Vibration of Strongly Nonlinear Discontinuous Systems - (Foundations of Engineering Mechanics) by V I Babitsky & V L Krupenin (Paperback)

Book Synopsis

Among the wide diversity of nonlinear mechanical systems, it is possible to distinguish a representative class of the systems which may be characterised by the presence of threshold nonlinear positional forces. Under particular configurations, such systems demonstrate a sudden change in the behaviour of elastic and dissipative forces. Mathematical study of such systems involves an analysis of equations of motion containing large-factored nonlinear terms which are associated with the above threshold nonlinearity. Due to this, we distinguish such discontinuous systems from the much wider class of essentially nonlinear systems, and define them as strongly nonlinear systems'. The vibration occurring in strongly nonlinear systems may be characterised by a sudden and abrupt change of the velocity at particular time instants. Such a vibration is said to be non-smooth. The systems most studied from this class are those with relaxation (Van Der Pol, Andronov, Vitt, Khaikhin, Teodorchik, etc. [5,65,70,71,98,171,181]), where the non-smooth vibration usually appears due to the presence of large nonconservative nonlinear forces. Equations of motion describing the vibration with relaxation may be written in such a manner that the highest derivative is accompanied by a small parameter. The methods of integration of these equations have been developed by Vasilieva and Butuzov [182], Volosov and Morgunov [190], Dorodnitsin [38], Zheleztsov [201], Mischenko and Rozov [115], Pontriagin [137], Tichonov [174,175], etc. In a system with threshold nonlinearity, the non-smooth vibration occurs due to the action of large conservative forces. This is distinct from a system with relaxation.

From the Back Cover

Among the wide variety of nonlinear mechanical systems, it is possible to distinguish a representative class, which may be characterised by the presence of threshold nonlinear positional forces. Such discontinuous systems demonstrate a sudden and essential change in the behaviour of elastic and dissipative forces within every cycle of vibration. This monograph addresses the systematic representation of the methods of analysis developed by the authors as applied to such systems. Particular features of dynamic processes in such systems are studied. Special attention is given to an analysis of different resonant phenomena taking unusual and diverse forms. All solutions are transformed to the final analytical expressions allowing clear mechanical interpretation. These methods are applied to the analysis of mechanical systems designed for the generation and transformation of intensive impulsive processes or structures exposed to such a nonlinear dynamic loading. These are vibro-impact processes due to intermittent unilateral contacts of the structure elements, created by backlashes in joints and kinematic pairs, during opening and closing of cracks etc. New mechanical effects are described. Some engineering problems are solved using a combination of analytical technique and modern simulation tools.

Review Quotes

From the reviews of the first edition:

"This is a very useful book for the analysis of vibro-impact systems. It is written in the great Russian tradition of mechanics entwined with mathematics, but the fundamental introductions of the chapters always lead to explicit calculational schemes. ... As a whole this book is a good introduction to a very important part of engineering mathematics." (Ferdinand Verhulst, SIAM Reviews, Vol. 45 (2), 2003)
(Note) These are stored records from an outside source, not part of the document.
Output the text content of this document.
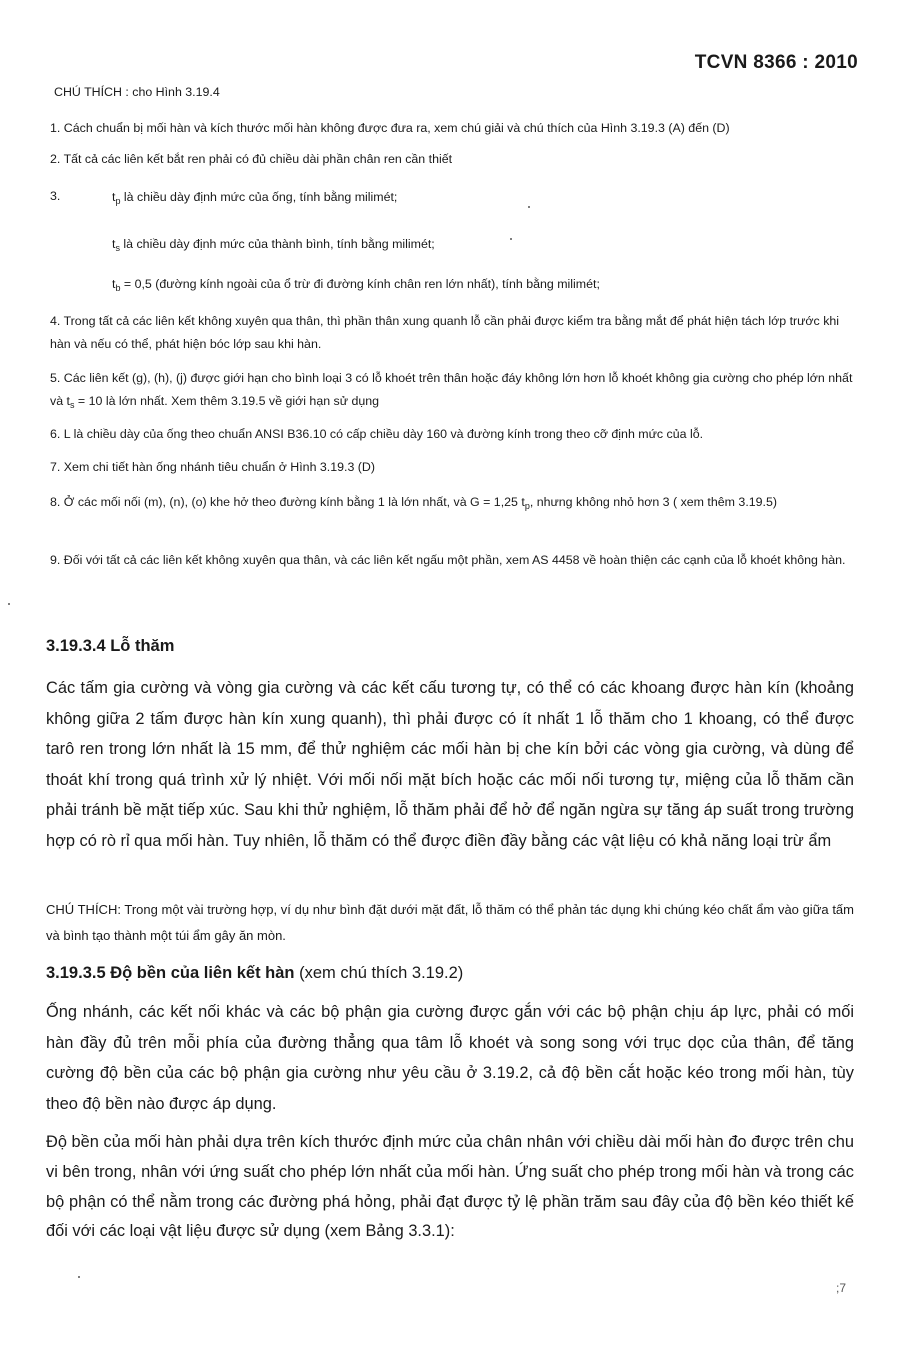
TCVN 8366 : 2010
CHÚ THÍCH : cho Hình 3.19.4
1. Cách chuẩn bị mối hàn và kích thước mối hàn không được đưa ra, xem chú giải và chú thích của Hình 3.19.3 (A) đến (D)
2. Tất cả các liên kết bắt ren phải có đủ chiều dài phần chân ren cần thiết
3.	$t_p$ là chiều dày định mức của ống, tính bằng milimét;
$t_s$ là chiều dày định mức của thành bình, tính bằng milimét;
$t_b = 0,5$ (đường kính ngoài của ổ trừ đi đường kính chân ren lớn nhất), tính bằng milimét;
4. Trong tất cả các liên kết không xuyên qua thân, thì phần thân xung quanh lỗ cần phải được kiểm tra bằng mắt để phát hiện tách lớp trước khi hàn và nếu có thể, phát hiện bóc lớp sau khi hàn.
5. Các liên kết (g), (h), (j) được giới hạn cho bình loại 3 có lỗ khoét trên thân hoặc đáy không lớn hơn lỗ khoét không gia cường cho phép lớn nhất và $t_s = 10$ là lớn nhất. Xem thêm 3.19.5 về giới hạn sử dụng
6. L là chiều dày của ống theo chuẩn ANSI B36.10 có cấp chiều dày 160 và đường kính trong theo cỡ định mức của lỗ.
7. Xem chi tiết hàn ống nhánh tiêu chuẩn ở Hình 3.19.3 (D)
8. Ở các mối nối (m), (n), (o) khe hở theo đường kính bằng 1 là lớn nhất, và G = 1,25 $t_p$, nhưng không nhỏ hơn 3 ( xem thêm 3.19.5)
9. Đối với tất cả các liên kết không xuyên qua thân, và các liên kết ngấu một phần, xem AS 4458 về hoàn thiện các cạnh của lỗ khoét không hàn.
3.19.3.4 Lỗ thăm
Các tấm gia cường và vòng gia cường và các kết cấu tương tự, có thể có các khoang được hàn kín (khoảng không giữa 2 tấm được hàn kín xung quanh), thì phải được có ít nhất 1 lỗ thăm cho 1 khoang, có thể được tarô ren trong lớn nhất là 15 mm, để thử nghiệm các mối hàn bị che kín bởi các vòng gia cường, và dùng để thoát khí trong quá trình xử lý nhiệt. Với mối nối mặt bích hoặc các mối nối tương tự, miệng của lỗ thăm cần phải tránh bề mặt tiếp xúc. Sau khi thử nghiệm, lỗ thăm phải để hở để ngăn ngừa sự tăng áp suất trong trường hợp có rò rỉ qua mối hàn. Tuy nhiên, lỗ thăm có thể được điền đầy bằng các vật liệu có khả năng loại trừ ẩm
CHÚ THÍCH: Trong một vài trường hợp, ví dụ như bình đặt dưới mặt đất, lỗ thăm có thể phản tác dụng khi chúng kéo chất ẩm vào giữa tấm và bình tạo thành một túi ẩm gây ăn mòn.
3.19.3.5 Độ bền của liên kết hàn (xem chú thích 3.19.2)
Ống nhánh, các kết nối khác và các bộ phận gia cường được gắn với các bộ phận chịu áp lực, phải có mối hàn đầy đủ trên mỗi phía của đường thẳng qua tâm lỗ khoét và song song với trục dọc của thân, để tăng cường độ bền của các bộ phận gia cường như yêu cầu ở 3.19.2, cả độ bền cắt hoặc kéo trong mối hàn, tùy theo độ bền nào được áp dụng.
Độ bền của mối hàn phải dựa trên kích thước định mức của chân nhân với chiều dài mối hàn đo được trên chu vi bên trong, nhân với ứng suất cho phép lớn nhất của mối hàn. Ứng suất cho phép trong mối hàn và trong các bộ phận có thể nằm trong các đường phá hỏng, phải đạt được tỷ lệ phần trăm sau đây của độ bền kéo thiết kế đối với các loại vật liệu được sử dụng (xem Bảng 3.3.1):
;7
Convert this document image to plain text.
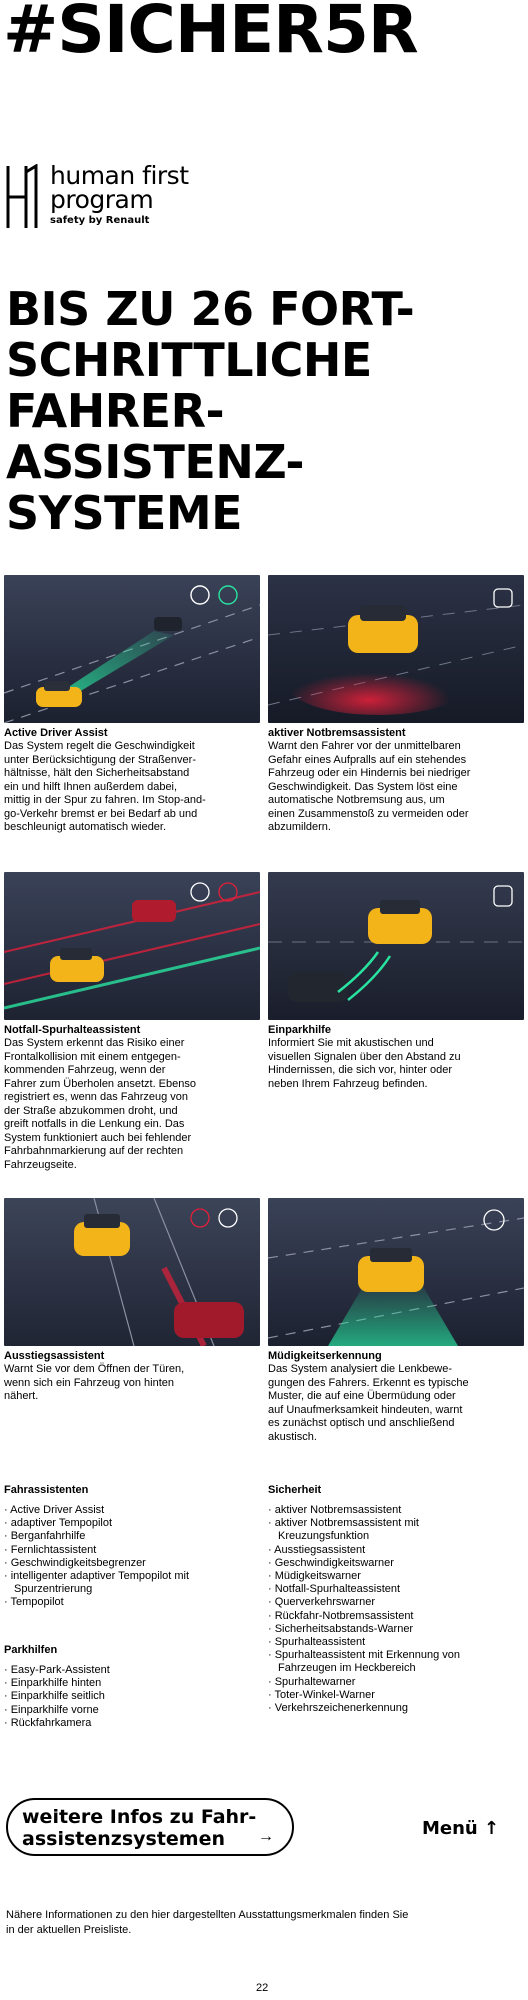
#SICHER5R
human first
program
safety by Renault
BIS ZU 26 FORT-
SCHRITTLICHE
FAHRER-
ASSISTENZ-
SYSTEME
Active Driver Assist
Das System regelt die Geschwindigkeit
unter Berücksichtigung der Straßenver-
hältnisse, hält den Sicherheitsabstand
ein und hilft Ihnen außerdem dabei,
mittig in der Spur zu fahren. Im Stop-and-
go-Verkehr bremst er bei Bedarf ab und
beschleunigt automatisch wieder.
aktiver Notbremsassistent
Warnt den Fahrer vor der unmittelbaren
Gefahr eines Aufpralls auf ein stehendes
Fahrzeug oder ein Hindernis bei niedriger
Geschwindigkeit. Das System löst eine
automatische Notbremsung aus, um
einen Zusammenstoß zu vermeiden oder
abzumildern.
Notfall-Spurhalteassistent
Das System erkennt das Risiko einer
Frontalkollision mit einem entgegen-
kommenden Fahrzeug, wenn der
Fahrer zum Überholen ansetzt. Ebenso
registriert es, wenn das Fahrzeug von
der Straße abzukommen droht, und
greift notfalls in die Lenkung ein. Das
System funktioniert auch bei fehlender
Fahrbahnmarkierung auf der rechten
Fahrzeugseite.
Einparkhilfe
Informiert Sie mit akustischen und
visuellen Signalen über den Abstand zu
Hindernissen, die sich vor, hinter oder
neben Ihrem Fahrzeug befinden.
Ausstiegsassistent
Warnt Sie vor dem Öffnen der Türen,
wenn sich ein Fahrzeug von hinten
nähert.
Müdigkeitserkennung
Das System analysiert die Lenkbewe-
gungen des Fahrers. Erkennt es typische
Muster, die auf eine Übermüdung oder
auf Unaufmerksamkeit hindeuten, warnt
es zunächst optisch und anschließend
akustisch.
Fahrassistenten
· Active Driver Assist
· adaptiver Tempopilot
· Berganfahrhilfe
· Fernlichtassistent
· Geschwindigkeitsbegrenzer
· intelligenter adaptiver Tempopilot mit
Spurzentrierung
· Tempopilot
Parkhilfen
· Easy-Park-Assistent
· Einparkhilfe hinten
· Einparkhilfe seitlich
· Einparkhilfe vorne
· Rückfahrkamera
Sicherheit
· aktiver Notbremsassistent
· aktiver Notbremsassistent mit
Kreuzungsfunktion
· Ausstiegsassistent
· Geschwindigkeitswarner
· Müdigkeitswarner
· Notfall-Spurhalteassistent
· Querverkehrswarner
· Rückfahr-Notbremsassistent
· Sicherheitsabstands-Warner
· Spurhalteassistent
· Spurhalteassistent mit Erkennung von
Fahrzeugen im Heckbereich
· Spurhaltewarner
· Toter-Winkel-Warner
· Verkehrszeichenerkennung
weitere Infos zu Fahr-
assistenzsystemen →	Menü ↑
Nähere Informationen zu den hier dargestellten Ausstattungsmerkmalen finden Sie
in der aktuellen Preisliste.
22
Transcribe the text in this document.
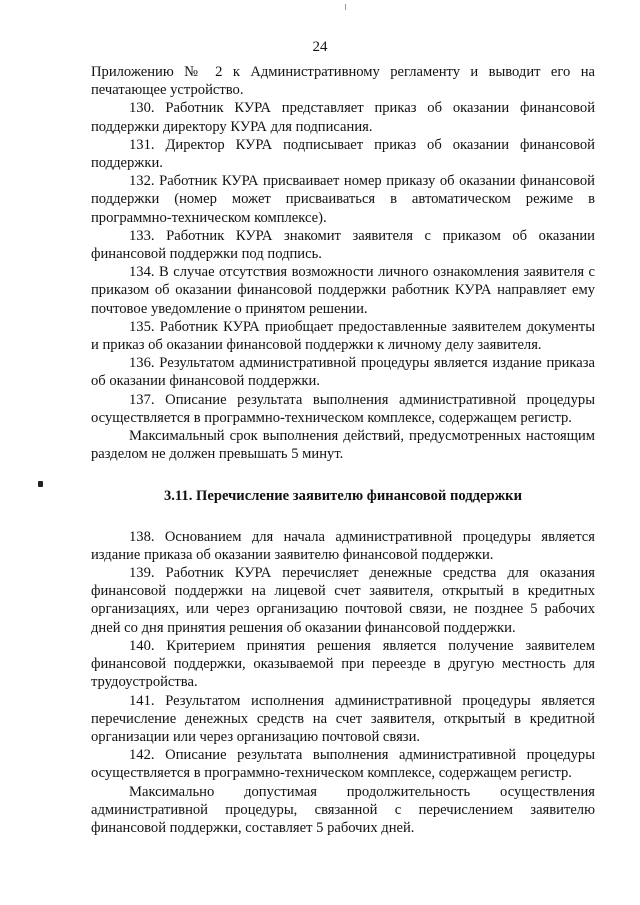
24

Приложению № 2 к Административному регламенту и выводит его на печатающее устройство.

130. Работник КУРА представляет приказ об оказании финансовой поддержки директору КУРА для подписания.

131. Директор КУРА подписывает приказ об оказании финансовой поддержки.

132. Работник КУРА присваивает номер приказу об оказании финансовой поддержки (номер может присваиваться в автоматическом режиме в программно-техническом комплексе).

133. Работник КУРА знакомит заявителя с приказом об оказании финансовой поддержки под подпись.

134. В случае отсутствия возможности личного ознакомления заявителя с приказом об оказании финансовой поддержки работник КУРА направляет ему почтовое уведомление о принятом решении.

135. Работник КУРА приобщает предоставленные заявителем документы и приказ об оказании финансовой поддержки к личному делу заявителя.

136. Результатом административной процедуры является издание приказа об оказании финансовой поддержки.

137. Описание результата выполнения административной процедуры осуществляется в программно-техническом комплексе, содержащем регистр.

Максимальный срок выполнения действий, предусмотренных настоящим разделом не должен превышать 5 минут.

3.11. Перечисление заявителю финансовой поддержки

138. Основанием для начала административной процедуры является издание приказа об оказании заявителю финансовой поддержки.

139. Работник КУРА перечисляет денежные средства для оказания финансовой поддержки на лицевой счет заявителя, открытый в кредитных организациях, или через организацию почтовой связи, не позднее 5 рабочих дней со дня принятия решения об оказании финансовой поддержки.

140. Критерием принятия решения является получение заявителем финансовой поддержки, оказываемой при переезде в другую местность для трудоустройства.

141. Результатом исполнения административной процедуры является перечисление денежных средств на счет заявителя, открытый в кредитной организации или через организацию почтовой связи.

142. Описание результата выполнения административной процедуры осуществляется в программно-техническом комплексе, содержащем регистр.

Максимально допустимая продолжительность осуществления административной процедуры, связанной с перечислением заявителю финансовой поддержки, составляет 5 рабочих дней.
"This book deals with periodic vibrations of strongly nonlinear dynamical systems, with special attention to mechanical systems with impacts, which are investigated for their own relevance and as approximations of other strongly nonlinear systems. ... The book is well organized and the arguments are illustrated in a sequential and logical order." (Meccanica, Vol. 39, 2004)

"In this book, first published in Russian, analytic approaches are presented for the description of strongly nonlinear mechanical systems with the solution of non-linear second order differential equations arising in leading to time-periodicity of the coefficients in the different equations. ... The text is fluent and well illustrated." (European Journal of Mechanical and Environmental Engineering, Vol. 47 (4), 2002/2003)

"This book investigates vibrations of nonlinear mechanical systems characterized by the presence of threshold nonlinear positional forces. ... In the reviewer opinion, the book presents many original solutions of dynamical problems for strongly nonlinear systems, and thus may be considered as a first systematical description of the theory of vibrations of strongly nonlinear systems with lumped parameters." (Yuri N. Sankin, Zentralblatt MATH, Vol. 997 (22), 2002)